Godwin Emefiele, governor of the Central Bank of Nigeria (CBN) has asked the court of appeal in Abuja to set aside an order of a federal high court compelling his appearance in a $53 million judgment debt proceedings.
The dispute stemmed from an alleged $70 million judgment against Linas International Ltd for the lawyer’s (Joe Agi) assistance with the Paris Club refund.
Emefiele was said to have only released $17 million, leaving an unpaid balance of $53 million.
A federal high court, had on January 23, 2020, ruled that the CBN governor must appear “to be examined on oath touching the means you have or have had, since the date of the said garnishee order absolute, to pay the balance of $53 million now due and payable under the said garnishee order absolute and also show cause why you should not be committed to prison for default in payment of the said sum”.
In October 2022, Agi, through his counsel Isaac Ekpa and Chinonso Obasi, filed another application against Linas International, minister of finance, and the CBN, seeking “an order directing the inspector-general of police to arrest Emefiele and bring him to court alongside his lawyers: Damian Dodo, Audu Anuga, all Senior Advocates of Nigeria, and Ginika Ezeoke, Jessica Iyoke, Abdullahi Afolayan, and Olayemi Afolayan”.

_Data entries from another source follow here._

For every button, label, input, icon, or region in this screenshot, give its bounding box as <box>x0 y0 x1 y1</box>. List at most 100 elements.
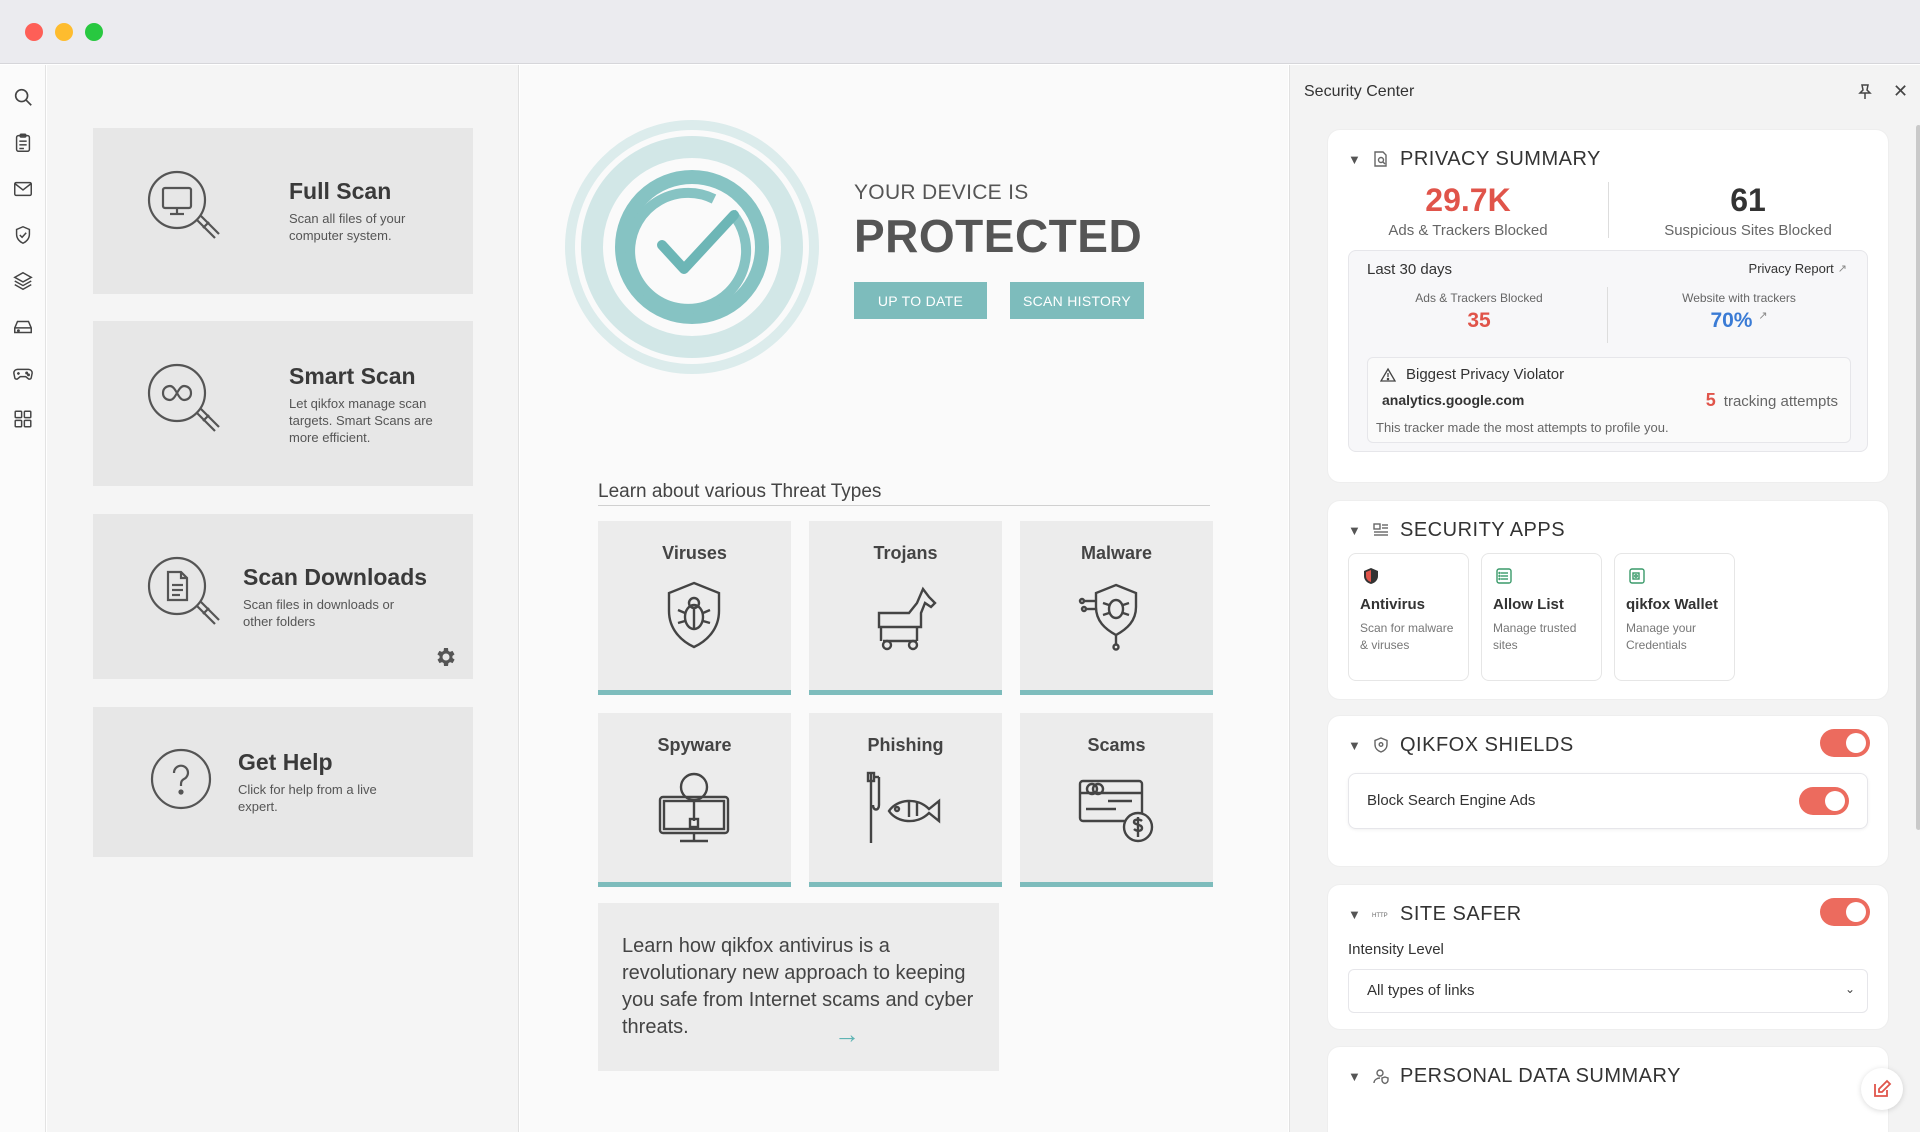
smart-scan-card[interactable]: Smart Scan Let qikfox manage scan target… <box>93 321 473 486</box>
phishing-icon <box>866 771 941 843</box>
document-search-icon <box>1374 151 1387 167</box>
period-web-label: Website with trackers <box>1682 291 1796 305</box>
pin-icon[interactable] <box>1856 83 1874 101</box>
threat-tile-phishing[interactable]: Phishing <box>809 713 1002 887</box>
security-apps-title: SECURITY APPS <box>1400 518 1566 541</box>
violator-domain: analytics.google.com <box>1382 392 1525 408</box>
threat-tile-scams[interactable]: Scams <box>1020 713 1213 887</box>
smart-scan-title: Smart Scan <box>289 363 416 389</box>
site-safer-header[interactable]: ▼ HTTP SITE SAFER <box>1348 901 1522 927</box>
app-tile-allow-list[interactable]: Allow List Manage trusted sites <box>1481 553 1602 681</box>
ads-blocked-label: Ads & Trackers Blocked <box>1388 222 1548 239</box>
monitor-magnifier-icon <box>145 168 225 248</box>
personal-data-title: PERSONAL DATA SUMMARY <box>1400 1064 1681 1087</box>
threat-name: Scams <box>1087 735 1146 755</box>
http-icon: HTTP <box>1372 913 1388 919</box>
full-scan-card[interactable]: Full Scan Scan all files of your compute… <box>93 128 473 294</box>
site-safer-title: SITE SAFER <box>1400 902 1522 925</box>
site-safer-toggle[interactable] <box>1820 898 1870 926</box>
period-ads-value: 35 <box>1467 309 1491 332</box>
window-maximize-button[interactable] <box>85 23 103 41</box>
period-label: Last 30 days <box>1367 261 1453 278</box>
threat-tile-viruses[interactable]: Viruses <box>598 521 791 695</box>
user-shield-icon <box>1373 1069 1389 1085</box>
apps-grid-icon[interactable] <box>11 407 35 431</box>
mail-icon[interactable] <box>11 177 35 201</box>
gear-icon[interactable] <box>433 645 457 669</box>
status-title: PROTECTED <box>854 210 1143 262</box>
scan-history-button[interactable]: SCAN HISTORY <box>1010 282 1144 319</box>
search-icon[interactable] <box>11 85 35 109</box>
scan-downloads-card[interactable]: Scan Downloads Scan files in downloads o… <box>93 514 473 679</box>
period-ads-label: Ads & Trackers Blocked <box>1415 291 1543 305</box>
virus-shield-icon <box>667 581 721 649</box>
chevron-down-icon: ⌄ <box>1844 982 1855 996</box>
app-desc: Manage trusted sites <box>1493 621 1577 652</box>
external-link-icon: ↗ <box>1758 310 1768 322</box>
threat-tile-trojans[interactable]: Trojans <box>809 521 1002 695</box>
close-icon[interactable]: ✕ <box>1893 81 1908 102</box>
wallet-icon <box>1629 568 1645 584</box>
question-icon <box>149 747 213 811</box>
app-desc: Manage your Credentials <box>1626 621 1697 652</box>
collapse-caret-icon: ▼ <box>1348 737 1361 753</box>
violator-title: Biggest Privacy Violator <box>1406 366 1565 383</box>
shields-toggle[interactable] <box>1820 729 1870 757</box>
edit-button[interactable] <box>1861 1068 1903 1110</box>
scan-downloads-title: Scan Downloads <box>243 564 428 590</box>
security-apps-header[interactable]: ▼ SECURITY APPS <box>1348 517 1565 543</box>
clipboard-icon[interactable] <box>11 131 35 155</box>
gamepad-icon[interactable] <box>11 361 35 385</box>
period-web-link[interactable]: 70% ↗ <box>1629 309 1849 333</box>
personal-data-card: ▼ PERSONAL DATA SUMMARY <box>1328 1047 1888 1132</box>
period-web-value: 70% <box>1710 309 1753 332</box>
threat-tile-spyware[interactable]: Spyware <box>598 713 791 887</box>
threat-tile-malware[interactable]: Malware <box>1020 521 1213 695</box>
violator-note: This tracker made the most attempts to p… <box>1376 420 1669 435</box>
scan-panel: Full Scan Scan all files of your compute… <box>47 65 519 1132</box>
scrollbar[interactable] <box>1916 125 1920 830</box>
spyware-icon <box>658 772 730 843</box>
privacy-summary-header[interactable]: ▼ PRIVACY SUMMARY <box>1348 146 1601 172</box>
window-close-button[interactable] <box>25 23 43 41</box>
app-desc: Scan for malware & viruses <box>1360 621 1454 652</box>
window-minimize-button[interactable] <box>55 23 73 41</box>
promo-card[interactable]: Learn how qikfox antivirus is a revoluti… <box>598 903 999 1071</box>
qikfox-shields-header[interactable]: ▼ QIKFOX SHIELDS <box>1348 732 1574 758</box>
status-subtitle: YOUR DEVICE IS <box>854 181 1029 204</box>
intensity-select[interactable]: All types of links ⌄ <box>1348 969 1868 1013</box>
security-apps-card: ▼ SECURITY APPS Antivirus Scan for malwa… <box>1328 501 1888 699</box>
full-scan-desc: Scan all files of your computer system. <box>289 211 406 243</box>
warning-icon <box>1380 367 1396 382</box>
qikfox-shields-card: ▼ QIKFOX SHIELDS Block Search Engine Ads <box>1328 716 1888 866</box>
inner-divider <box>1607 287 1608 343</box>
site-safer-card: ▼ HTTP SITE SAFER Intensity Level All ty… <box>1328 885 1888 1029</box>
trojan-horse-icon <box>877 586 937 651</box>
stat-divider <box>1608 182 1609 238</box>
block-search-ads-toggle[interactable] <box>1799 787 1849 815</box>
apps-icon <box>1373 523 1388 536</box>
violator-header: Biggest Privacy Violator <box>1380 366 1564 383</box>
layers-icon[interactable] <box>11 269 35 293</box>
left-rail <box>0 65 46 1132</box>
app-tile-antivirus[interactable]: Antivirus Scan for malware & viruses <box>1348 553 1469 681</box>
privacy-summary-card: ▼ PRIVACY SUMMARY 29.7K Ads & Trackers B… <box>1328 130 1888 482</box>
promo-text: Learn how qikfox antivirus is a revoluti… <box>622 935 974 1038</box>
app-tile-wallet[interactable]: qikfox Wallet Manage your Credentials <box>1614 553 1735 681</box>
qikfox-shields-title: QIKFOX SHIELDS <box>1400 733 1574 756</box>
threat-types-heading: Learn about various Threat Types <box>598 481 1210 506</box>
violator-count-row: 5 tracking attempts <box>1706 390 1838 411</box>
personal-data-header[interactable]: ▼ PERSONAL DATA SUMMARY <box>1348 1063 1681 1089</box>
get-help-card[interactable]: Get Help Click for help from a live expe… <box>93 707 473 857</box>
threat-name: Malware <box>1080 543 1153 563</box>
shield-icon[interactable] <box>11 223 35 247</box>
document-magnifier-icon <box>145 554 225 634</box>
threat-name: Phishing <box>867 735 944 755</box>
threat-name: Spyware <box>657 735 732 755</box>
up-to-date-button[interactable]: UP TO DATE <box>854 282 987 319</box>
external-link-icon: ↗ <box>1837 263 1847 275</box>
malware-icon <box>1078 583 1138 651</box>
drive-icon[interactable] <box>11 315 35 339</box>
privacy-report-link[interactable]: Privacy Report ↗ <box>1749 261 1847 276</box>
security-center-title: Security Center <box>1304 83 1415 100</box>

The court granted the application and ordered Emefiele to appear in court on Wednesday, January 18.
However, at the court session on Wednesday, the case was adjourned to March 20.
Following the adjournment, the CBN governor, in his appeal dated January 12 but filed on January 13, 2023; contended that the trial judge erred in law and occasioned a miscarriage of justice when it made an order compelling his attendance in court.
Emefiele through his counsel, Damien Dodo, informed the court that there are two pending appeals marked CA/A/476/2018, and CA/A/23/2020, which are appeals against the judgment sought to be enforced by the judgment creditor.
Consequently, he argued that the proceedings to compel his appearance after appeals have been entered strips the trial court of the jurisdiction to preside over the same subject matter.
Emefiele equally submitted that the trial judge erred when he ordered him to personally appear in court without determining one way or the other, his application challenging the jurisdiction of the court.
The appellant further said the lower court erred when it made an order compelling his appearance in court on January 18, 2023, when he is not a party to the suit before it.
He, therefore, prayed the appellate court to allow his appeal and set aside the orders made by the federal high court.